What was causing the programmer most pain? Trying to get the layers set so that users could choose their own display preferences at will! The reason for this was to help those with colour blindness but – and it is typical of current progress – that we (the GI team) don’t bother now with colouring or setting a theme for any data, we just save it for others to play with as they see fit. In any case, with the proliferation of available datasets it would be quite impracticable to set a theme for all of them. For example, CAD users like strong black and white outlines; others like a background map so pale that it almost disappears.

So, drowning in datasets, we are now moving away from the map. When you want, urgently, to find patterns that may or may not be geographic or demographic, it is much faster to just attach a general location and demographic type before pushing everything into the modelling tools in your spreadsheet and watch the multiple chart displays change as you click parameters on and off. You may need a GIS for the first bit, but then it’s over to the other systems. But that’s where the next problem kicks in – spreadsheet display functions are very limiting.

Several years ago I surprised people by saying I never took maps to initial project meetings any more. The same people may now find it hard to believe I hardly ever give them any maps at the end of their projects either! Instead I tend to provide a set of presentation slides - often including imported images made in other data visualisation systems. I may add a quick note at the bottom, but usually I don’t. That way the story is simple enough for them to add their own narrative when presenting their decisions based on the data provided. And this is where it’s getting fun.

There are a lot of bad data visualisations, many of them from graphic teams who have been told to provide an “infographic” without being given much data, so often it isn’t exactly their fault. For examples of great visualisations take a look at www.informationisbeautiful.net. A real classic on that site is the Billion Dollar-o-gram. A picture that tells enough of a story to haunt you for years afterwards is a truly wonderful object.

So what about the new AGI awards? Various ideas were floated past the judges and I certainly appreciated the new ‘cross sector’ approach, but my hackles rose at the suggestion for a “best map” award. Fortunately, I wasn’t alone in feeling that this was woefully inadequate for today’s world of geographic information and so the new award for “Best Geospatial Data Visualisation” was born.
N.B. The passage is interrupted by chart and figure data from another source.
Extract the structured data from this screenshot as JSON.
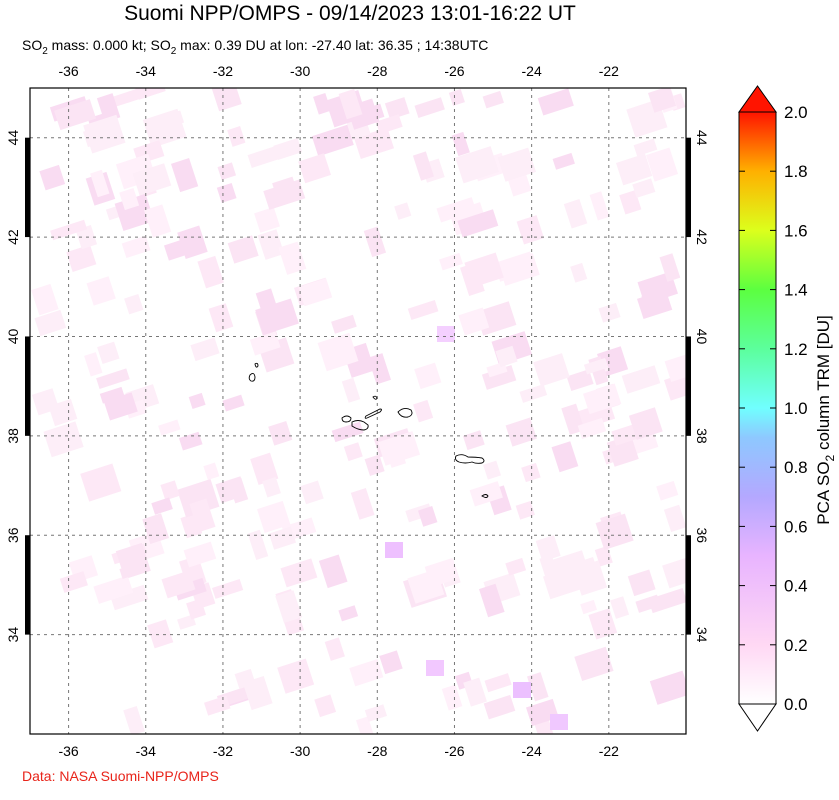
{
  "title": "Suomi NPP/OMPS - 09/14/2023 13:01-16:22 UT",
  "subtitle": {
    "part1": "SO",
    "sub1": "2",
    "part2": " mass: 0.000 kt; SO",
    "sub2": "2",
    "part3": " max: 0.39 DU at lon: -27.40 lat: 36.35 ; 14:38UTC"
  },
  "credit": "Data: NASA Suomi-NPP/OMPS",
  "map": {
    "lon_range": [
      -37,
      -20
    ],
    "lat_range": [
      32,
      45
    ],
    "lon_ticks": [
      "-36",
      "-34",
      "-32",
      "-30",
      "-28",
      "-26",
      "-24",
      "-22"
    ],
    "lat_ticks": [
      "34",
      "36",
      "38",
      "40",
      "42",
      "44"
    ],
    "gridlines": "dashed"
  },
  "colorbar": {
    "ticks": [
      "0.0",
      "0.2",
      "0.4",
      "0.6",
      "0.8",
      "1.0",
      "1.2",
      "1.4",
      "1.6",
      "1.8",
      "2.0"
    ],
    "label_pre": "PCA SO",
    "label_sub": "2",
    "label_post": " column TRM [DU]",
    "range": [
      0,
      2
    ],
    "colors": [
      "#ffffff",
      "#ffd0f0",
      "#e8b0ff",
      "#b0a8ff",
      "#90c8ff",
      "#70ffff",
      "#58ff98",
      "#70ff40",
      "#e0ff20",
      "#ffc000",
      "#ff6000",
      "#ff1000"
    ]
  },
  "peak": {
    "value": 0.39,
    "lon": -27.4,
    "lat": 36.35
  }
}
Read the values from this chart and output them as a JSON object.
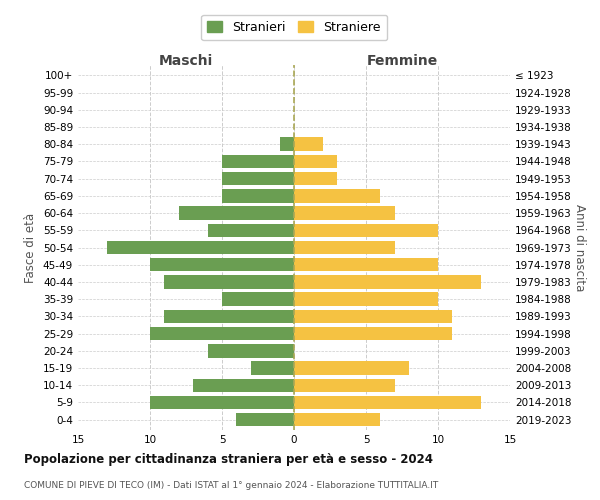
{
  "age_groups": [
    "0-4",
    "5-9",
    "10-14",
    "15-19",
    "20-24",
    "25-29",
    "30-34",
    "35-39",
    "40-44",
    "45-49",
    "50-54",
    "55-59",
    "60-64",
    "65-69",
    "70-74",
    "75-79",
    "80-84",
    "85-89",
    "90-94",
    "95-99",
    "100+"
  ],
  "birth_years": [
    "2019-2023",
    "2014-2018",
    "2009-2013",
    "2004-2008",
    "1999-2003",
    "1994-1998",
    "1989-1993",
    "1984-1988",
    "1979-1983",
    "1974-1978",
    "1969-1973",
    "1964-1968",
    "1959-1963",
    "1954-1958",
    "1949-1953",
    "1944-1948",
    "1939-1943",
    "1934-1938",
    "1929-1933",
    "1924-1928",
    "≤ 1923"
  ],
  "males": [
    4,
    10,
    7,
    3,
    6,
    10,
    9,
    5,
    9,
    10,
    13,
    6,
    8,
    5,
    5,
    5,
    1,
    0,
    0,
    0,
    0
  ],
  "females": [
    6,
    13,
    7,
    8,
    0,
    11,
    11,
    10,
    13,
    10,
    7,
    10,
    7,
    6,
    3,
    3,
    2,
    0,
    0,
    0,
    0
  ],
  "male_color": "#6a9e52",
  "female_color": "#f5c242",
  "title": "Popolazione per cittadinanza straniera per età e sesso - 2024",
  "subtitle": "COMUNE DI PIEVE DI TECO (IM) - Dati ISTAT al 1° gennaio 2024 - Elaborazione TUTTITALIA.IT",
  "xlabel_left": "Maschi",
  "xlabel_right": "Femmine",
  "ylabel_left": "Fasce di età",
  "ylabel_right": "Anni di nascita",
  "legend_male": "Stranieri",
  "legend_female": "Straniere",
  "xlim": 15,
  "background_color": "#ffffff",
  "grid_color": "#cccccc"
}
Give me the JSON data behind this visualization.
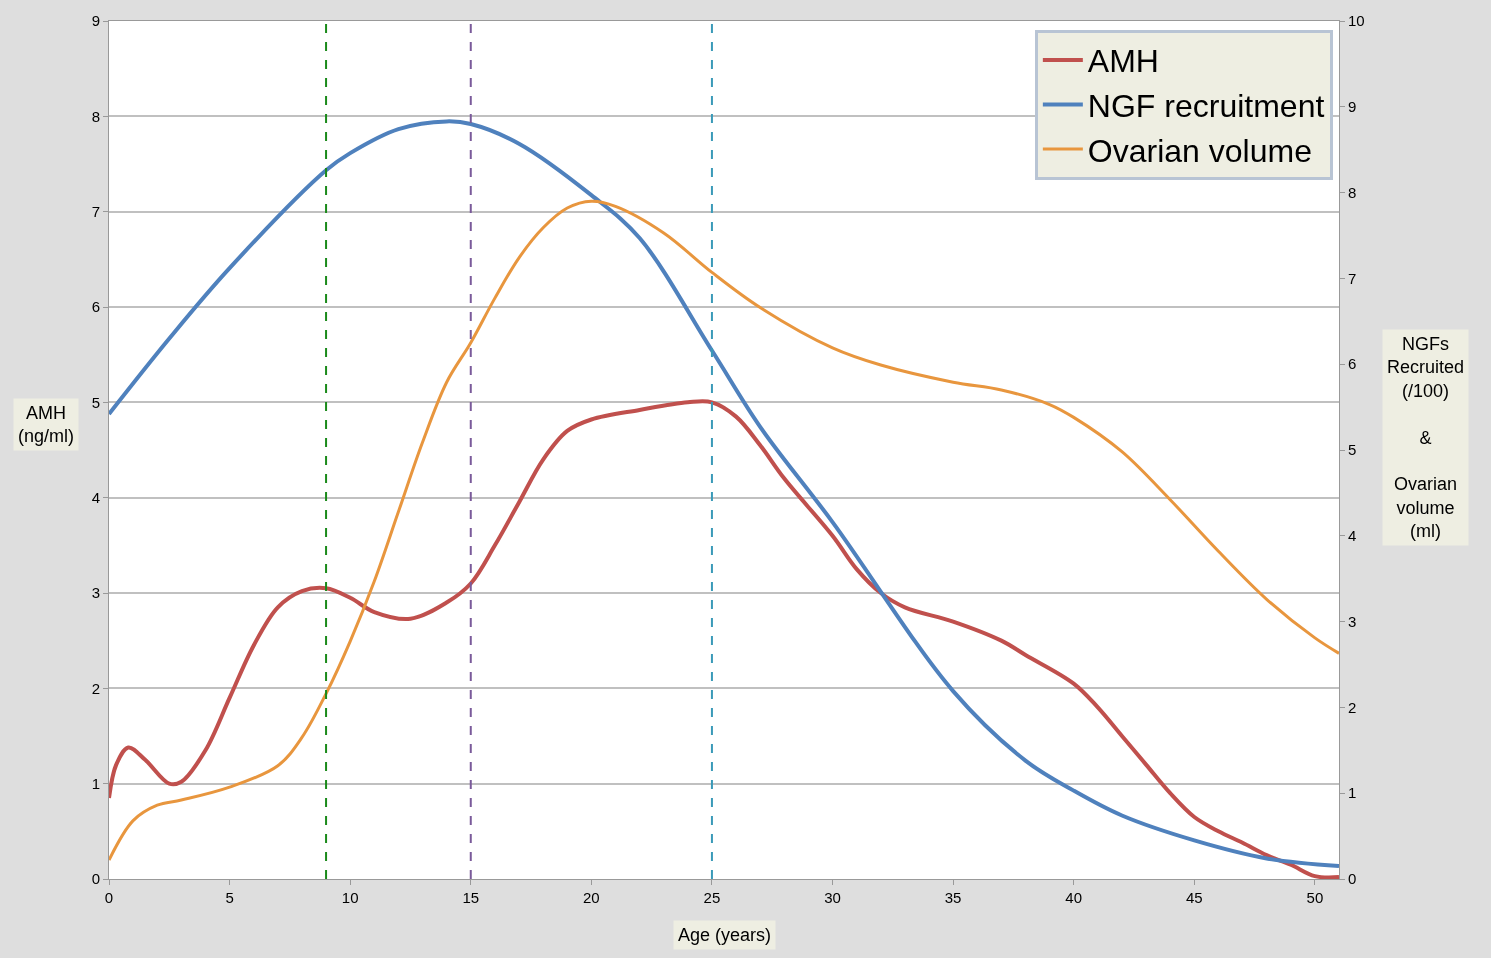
{
  "chart_data": {
    "type": "line",
    "xlabel": "Age (years)",
    "ylabel": "AMH\n(ng/ml)",
    "y2label": "NGFs\nRecruited\n(/100)\n\n&\n\nOvarian\nvolume\n(ml)",
    "xlim": [
      0,
      51
    ],
    "xticks": [
      0,
      5,
      10,
      15,
      20,
      25,
      30,
      35,
      40,
      45,
      50
    ],
    "ylim": [
      0,
      9
    ],
    "yticks": [
      0,
      1,
      2,
      3,
      4,
      5,
      6,
      7,
      8,
      9
    ],
    "y2lim": [
      0,
      10
    ],
    "y2ticks": [
      0,
      1,
      2,
      3,
      4,
      5,
      6,
      7,
      8,
      9,
      10
    ],
    "grid": "y",
    "legend": "top right",
    "line_style": "solid",
    "marker": "none",
    "ref_lines": [
      {
        "axis": "x",
        "value": 9,
        "color": "#1a8a1a",
        "line_style": "dashed"
      },
      {
        "axis": "x",
        "value": 15,
        "color": "#7a5a9a",
        "line_style": "dashed"
      },
      {
        "axis": "x",
        "value": 25,
        "color": "#3a9ab8",
        "line_style": "dashed"
      }
    ],
    "series": [
      {
        "name": "AMH",
        "color": "#c0504d",
        "x": [
          0,
          0.3,
          0.8,
          1.5,
          2.5,
          3,
          4,
          5,
          6,
          7,
          8,
          9,
          10,
          11,
          12.5,
          14,
          15,
          16,
          17,
          18,
          19,
          20,
          22,
          24,
          25,
          26,
          27,
          28,
          30,
          31,
          32,
          33,
          35,
          37,
          38,
          40,
          41,
          42,
          43,
          44,
          45,
          46,
          47,
          48,
          49,
          50,
          51
        ],
        "values": [
          0.85,
          1.2,
          1.38,
          1.25,
          1.0,
          1.02,
          1.35,
          1.9,
          2.45,
          2.85,
          3.02,
          3.05,
          2.95,
          2.8,
          2.73,
          2.9,
          3.1,
          3.5,
          3.95,
          4.4,
          4.7,
          4.82,
          4.92,
          5.0,
          5.0,
          4.85,
          4.55,
          4.2,
          3.6,
          3.25,
          3.0,
          2.85,
          2.7,
          2.5,
          2.35,
          2.05,
          1.8,
          1.5,
          1.2,
          0.9,
          0.65,
          0.5,
          0.38,
          0.25,
          0.15,
          0.03,
          0.02
        ]
      },
      {
        "name": "NGF recruitment",
        "color": "#4f81bd",
        "axis": "y2",
        "x": [
          0,
          2.5,
          5,
          9,
          10,
          12,
          14,
          15,
          17,
          20,
          22,
          25,
          27,
          30,
          35,
          38,
          40,
          42,
          45,
          48,
          51
        ],
        "values": [
          5.42,
          6.3,
          7.12,
          8.26,
          8.46,
          8.74,
          8.83,
          8.8,
          8.57,
          7.97,
          7.47,
          6.16,
          5.27,
          4.16,
          2.19,
          1.38,
          1.03,
          0.74,
          0.45,
          0.24,
          0.15
        ]
      },
      {
        "name": "Ovarian volume",
        "color": "#e8963e",
        "axis": "y2",
        "x": [
          0,
          1,
          2,
          3,
          5,
          7,
          8,
          9,
          10,
          11,
          12,
          13,
          14,
          15,
          16,
          17,
          18,
          19,
          20,
          21,
          23,
          25,
          27,
          30,
          32,
          35,
          37,
          39,
          40,
          42,
          44,
          46,
          48,
          50,
          51
        ],
        "values": [
          0.22,
          0.68,
          0.86,
          0.92,
          1.07,
          1.32,
          1.65,
          2.16,
          2.77,
          3.47,
          4.28,
          5.09,
          5.79,
          6.25,
          6.77,
          7.24,
          7.59,
          7.82,
          7.9,
          7.84,
          7.53,
          7.07,
          6.66,
          6.19,
          5.99,
          5.79,
          5.7,
          5.53,
          5.38,
          4.98,
          4.42,
          3.82,
          3.26,
          2.81,
          2.63
        ]
      }
    ]
  }
}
We feel that only by leaving this so open will we encourage the freshest ideas to he submitted. That’s not to say that a map won’t win, but it’s not saying one will either. I am really excited at the idea of seeing the first round of entries. They could be from a student whizz kid; or someone with decades of experience. All (!) that is required is the ability to take some massively complex data, with a GI context, and distil it into a simple, compelling, picture.

So, with all this in mind, is cartography truly dead as a science? I think there will be strong opposition to this challenge – so many in the industry have come through years of geography and cartography at school and university. However, the number of people like myself who are using GI every day but who don’t have a single geography or GI qualification are on the increase. I believe that a good understanding of data analysis and a flair for presentation is often sufficient for many of the positions available, particularly in the public sector. Unlike the 80’s when everyone was supposed to take one humanities subject to O level, leading to fights with those, like me, who refused to do so, they are sidelined and completely optional. IT is compulsory, and so are religious education and citizenship, but you can leave maps behind from age 13 with ease.

Whatever your views, hopefully you all agree that it is an exciting time to be in this industry, and that the large and growing number of ways to display data is a positive trend. There are so many inspiring examples every day in the news where once statistics were hardly mentioned beyond the football pools!

The awards will be presented on 13 November at the closing dinner for AGI GeoCom14.